Why they call it the Fall Classic
October 30, 1997
A lot of people I know don’t like baseball anymore. I’ve heard “It’s too slow!” or “It’s not changing fast enough!” or “It’s departing from tradition too much!” (Strangely enough, the same person who issued the second complaint gave the third one.) My question in reply is, how can’t you love it? Just look at the stories this World Series and these playoffs gave us. We have Jim Leyland, Livan Hernandez, Jaret Wright, Tony Fernandez, Sandy Alomar, Bobby Bonilla and Mike Mussina all pulling off stunning deeds, often against the odds.
It’s impossible to dislike a sport that gives you a second chance, as it did for Bonilla and Leyland. Leyland was a minor-league catcher who never even hit .250 for a season, a manager who toiled in the minors for a decade and a major-league manager who has undergone so much heartbreak you’d think he would have had enough. But no, instead he rallies his team from a deficit in the bottom of the ninth inning of Game 7 of the Series. Bonilla had a horrible World Series, both with the bat and on the field. But in Game 7, he was solid in the field and came up with the biggest home run of his career off a Wright offering in the 7th inning.
That’s another great story and a great career in the making. Wright was pitching in AA ball at the beginning of the season but rose to pitch Game 7. And despite the fact his team eventually lost, he pitched one of the best games I’ve seen in my short viewing days.
There were other pitchers who hurled phenomenal games in this year’s playoffs. Mike Mussina, supposedly overmatched by Randy Johnson, outpitched him twice and then pitched probably the two best no decisions ever in the League Championship Series.

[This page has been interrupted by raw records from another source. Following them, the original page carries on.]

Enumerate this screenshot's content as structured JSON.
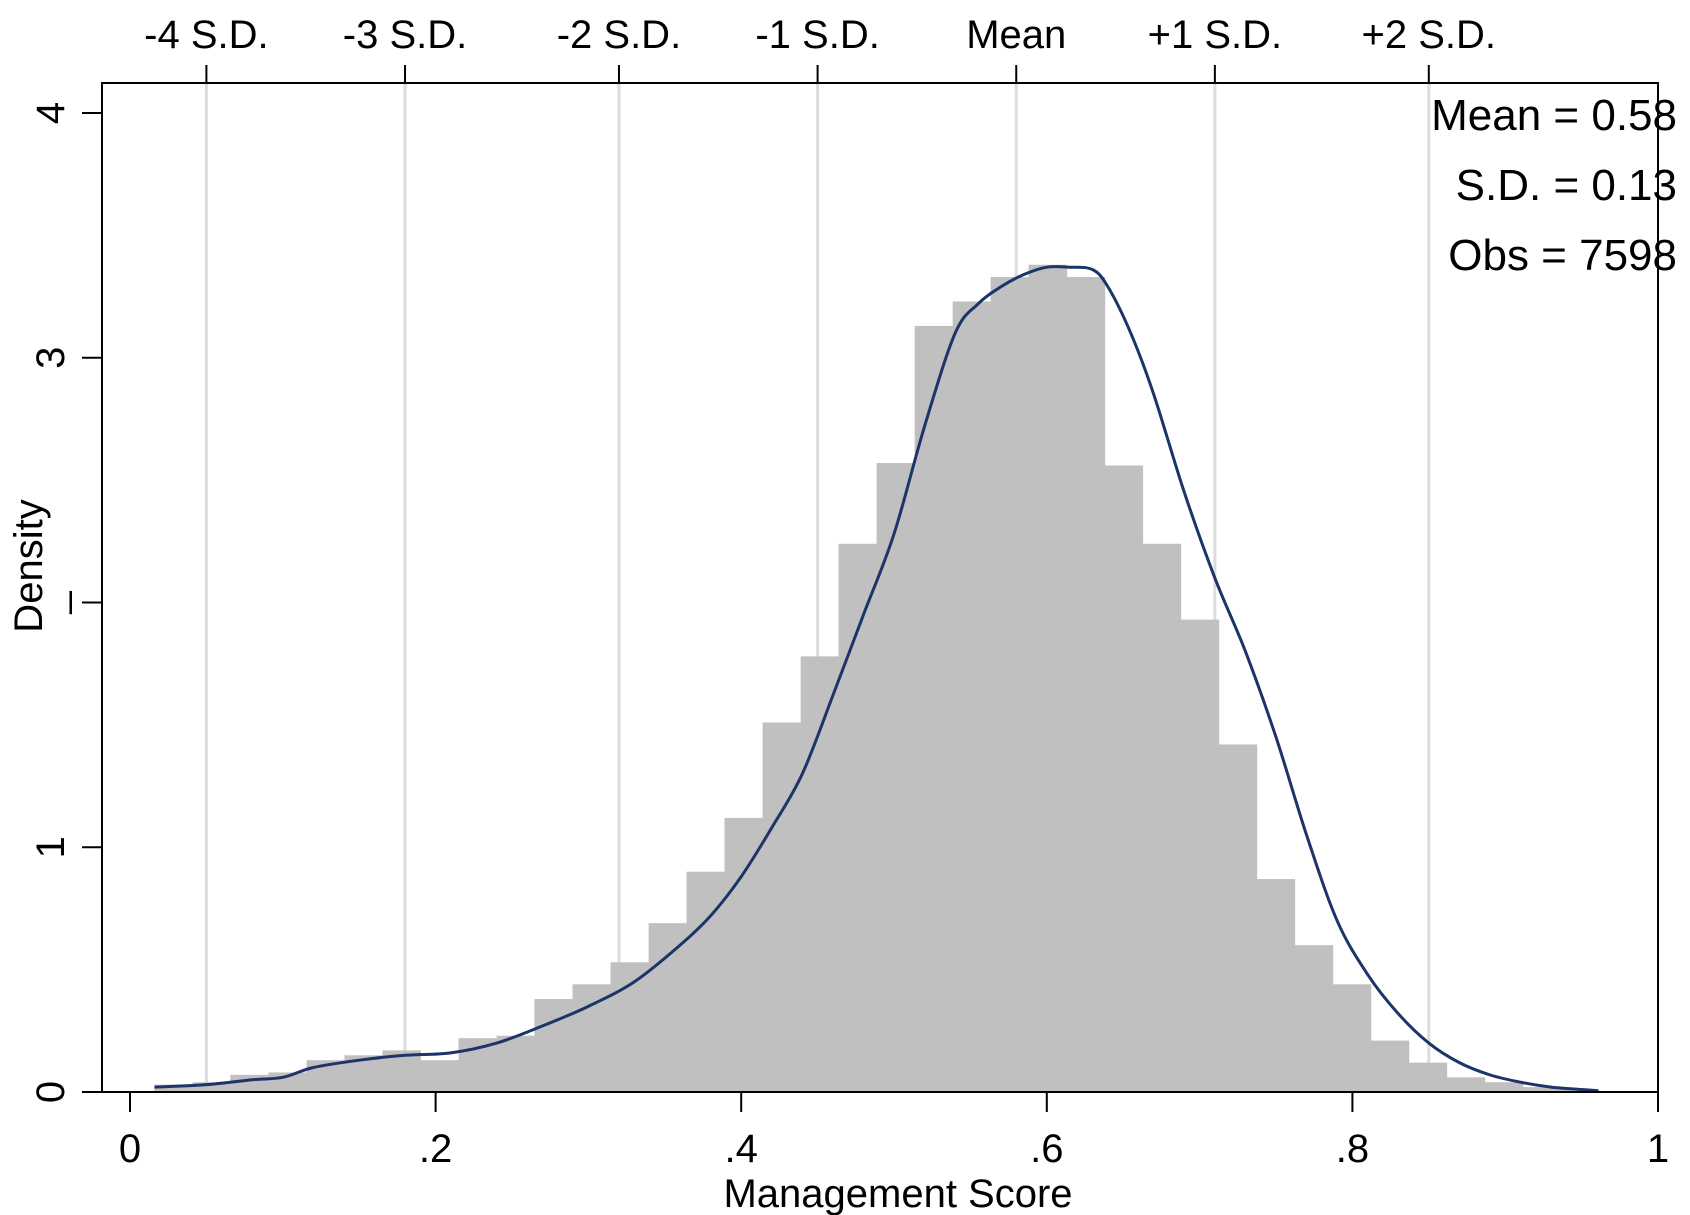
{
  "chart_data": {
    "type": "bar",
    "subtype": "histogram-with-kernel-density",
    "xlabel": "Management Score",
    "ylabel": "Density",
    "xlim": [
      0,
      1
    ],
    "ylim": [
      0,
      4
    ],
    "x_ticks": [
      {
        "value": 0,
        "label": "0"
      },
      {
        "value": 0.2,
        "label": ".2"
      },
      {
        "value": 0.4,
        "label": ".4"
      },
      {
        "value": 0.6,
        "label": ".6"
      },
      {
        "value": 0.8,
        "label": ".8"
      },
      {
        "value": 1,
        "label": "1"
      }
    ],
    "y_ticks": [
      {
        "value": 0,
        "label": "0"
      },
      {
        "value": 1,
        "label": "1"
      },
      {
        "value": 2,
        "label": "_"
      },
      {
        "value": 3,
        "label": "3"
      },
      {
        "value": 4,
        "label": "4"
      }
    ],
    "top_axis_reference_lines": [
      {
        "value": 0.05,
        "label": "-4 S.D."
      },
      {
        "value": 0.18,
        "label": "-3 S.D."
      },
      {
        "value": 0.32,
        "label": "-2 S.D."
      },
      {
        "value": 0.45,
        "label": "-1 S.D."
      },
      {
        "value": 0.58,
        "label": "Mean"
      },
      {
        "value": 0.71,
        "label": "+1 S.D."
      },
      {
        "value": 0.85,
        "label": "+2 S.D."
      }
    ],
    "stats": [
      "Mean = 0.58",
      "S.D. = 0.13",
      "Obs = 7598"
    ],
    "bin_edges": [
      0.016,
      0.0409,
      0.0657,
      0.0906,
      0.1155,
      0.1404,
      0.1652,
      0.1901,
      0.215,
      0.2399,
      0.2647,
      0.2896,
      0.3145,
      0.3394,
      0.3642,
      0.3891,
      0.414,
      0.4389,
      0.4637,
      0.4886,
      0.5135,
      0.5384,
      0.5632,
      0.5881,
      0.613,
      0.6379,
      0.6627,
      0.6876,
      0.7125,
      0.7374,
      0.7622,
      0.7871,
      0.812,
      0.8369,
      0.8617,
      0.8866,
      0.9115,
      0.9364,
      0.9612
    ],
    "bin_densities": [
      0.03,
      0.04,
      0.07,
      0.08,
      0.13,
      0.15,
      0.17,
      0.13,
      0.22,
      0.23,
      0.38,
      0.44,
      0.53,
      0.69,
      0.9,
      1.12,
      1.51,
      1.78,
      2.24,
      2.57,
      3.13,
      3.23,
      3.33,
      3.38,
      3.33,
      2.56,
      2.24,
      1.93,
      1.42,
      0.87,
      0.6,
      0.44,
      0.21,
      0.12,
      0.06,
      0.04,
      0.02,
      0.01
    ],
    "kde": {
      "x": [
        0.016,
        0.05,
        0.08,
        0.1,
        0.12,
        0.15,
        0.18,
        0.21,
        0.24,
        0.27,
        0.3,
        0.33,
        0.36,
        0.38,
        0.4,
        0.42,
        0.44,
        0.46,
        0.48,
        0.5,
        0.52,
        0.54,
        0.555,
        0.57,
        0.585,
        0.6,
        0.615,
        0.63,
        0.64,
        0.655,
        0.67,
        0.69,
        0.71,
        0.73,
        0.75,
        0.77,
        0.79,
        0.81,
        0.83,
        0.85,
        0.87,
        0.89,
        0.91,
        0.93,
        0.95,
        0.961
      ],
      "y": [
        0.02,
        0.03,
        0.05,
        0.06,
        0.1,
        0.13,
        0.15,
        0.16,
        0.2,
        0.27,
        0.35,
        0.45,
        0.6,
        0.72,
        0.88,
        1.08,
        1.3,
        1.62,
        1.95,
        2.28,
        2.72,
        3.1,
        3.22,
        3.29,
        3.34,
        3.37,
        3.37,
        3.36,
        3.29,
        3.1,
        2.85,
        2.45,
        2.1,
        1.8,
        1.45,
        1.05,
        0.7,
        0.48,
        0.32,
        0.2,
        0.12,
        0.07,
        0.04,
        0.02,
        0.01,
        0.005
      ]
    },
    "colors": {
      "bars": "#c0c0c0",
      "density_line": "#1c3467",
      "reference_lines": "#dcdcdc",
      "axes": "#000000"
    },
    "grid": false,
    "legend": "none"
  }
}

The other great performance was, of course, Livan Hernandez in Game 6 against the Braves. Say what you want about that strike zone. It was consistent, and both teams had it. And he’s a great story too — a 22-year-old rookie who finally got to see his mother almost two years after he defected from Cuba.
And how about Sandy Alomar! He emerged from the shadows of his brother Roberto and fellow catcher Pudge Rodriguez. He hit safely in 30 straight games this season and hit a home run in the All-Star game (in his home park). He had a monster World Series, driving in 10 runs with four home runs.
Another Indian deserving of accolades is Tony Fernandez. He may go down in history as the goat of the World Series for letting a ball go through his legs, but he was the one who got the team there and the one who nearly won it for them. Please, no comparisons to Buckner.
So that is what I say to those who decry baseball and its heroes. Sure, the executives and owners are doing their best to destroy the sport, and, of course there are bad apples among the players.
But if you look at the big picture, most of the players are good guys who always give 150 percent on the field.
Interleague play or no interleague play; realignment, be it radical or not; expansion by one, two or three franchises; none of these make any difference to me while watching a batter and pitcher battle for supremacy.
The simplicity conceals the richness, the long story behind each of the 10 players competing on the field. It truly is a simply beautiful game.
And they wonder why they call it the Fall Classic.
Jayadev Athreya is a sophomore in mathematics from Ames.